Mayer, DeZuñiga & Alcala reunite in #14 to tell an eerie tale of doomed love and military injustice from the days before Pearl Harbor which begins with a ‘Dream of Disaster’, incorporates a deadly flight with a ‘Phantom for a Co-Pilot’ and marines who arrive ‘Too Late for the Death March!’ before finally meetingThe Ghost of McBride’s Woman’ and vindicating an unsung hero…

A little boy enamoured of war’s glory learns a lesson in WWT # 15 when his dead grandfather takes him back to WWI to see how ‘“Ace” King Just Flew in from Hell’ (Drake & Perlin) before Oleck & Talaoc reveal the doom of ‘The Survivor’of a Viking raid which offends a sorceress, and Oleck & Alcala detail the shocking fate of a fanatical crusader who succumbs to ‘The Ultimate Weapon’ of a Saracen wise man…

Drake & Alcala describe transplant science gone mad in #16’s ‘More Dead than Alive!’, whilst the first of a Niño double bill sees him delineate ‘The Conquerors’ (scripted by Oleck) who eradicate humanity – but not the things that predate on them – before Drake’s ‘Evil Eye’ sees a little boy inflict hell’s wrath on both Allies and Axis alike…

In #17, Kanigher & George Evans disclose how a dishonourable French Air Ace is punished by ‘Dead Man’s Hands’before Pellowski, E. Nelson Bridwell & Ernie Chan reveal how a murdered soldier is avenged by ‘A Gun Named Marie!

WWT #18 has Drake & DeZuñiga sketch the brief career of ‘Captain Dracula!‘ as he marauds through (mostly) German forces in Sicily before Mayer & Talaoc return for the cautionary tale of a greedy German sergeant in France whose avarice makes him easy prey for the ‘Whim of a Phantom!’
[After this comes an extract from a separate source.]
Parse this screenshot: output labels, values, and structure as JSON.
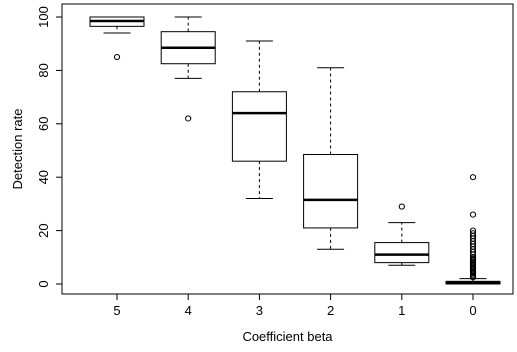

Drake & Talaoc start #19 with the full-length story of the agent who infiltrates the Nazi terror weapon known as ‘The Platoon That Wouldn’t Die!’, whilst #20 reverts to short stories with Oleck & Perlin’s ‘Death Watch’ of a doomed coward who should have waited one more day before deserting, Drake & Alcala’s period saga of a witchcraft vendetta in ‘Operation: Voodoo!’ and their Battle of Britain chiller wherein a burned-out fighter pilot learns ‘Death is a Green Man’…

This blockbusting blend of military mayhem, magical melee and martial madness concludes with Weird War Tales #21 and ‘One Hour to Kill!’ by Drake & Frank Robbins, wherein an American soldier is ordered to go back in time to assassinate Leonardo Da Vinci and prevent the invention of automatic weapons. Mayer & Bernard Baily then detail just how a foul-up GI becomes an unstoppable hero ‘When Death Took a Hand’…

Classily chilling, emotionally intense, superbly illustrated, insanely addictive and Just Plain Fun, this is a deliciously guilty pleasure that will astound and delight any lover of fantasy fiction and comics that work on plot invention rather than character compulsion.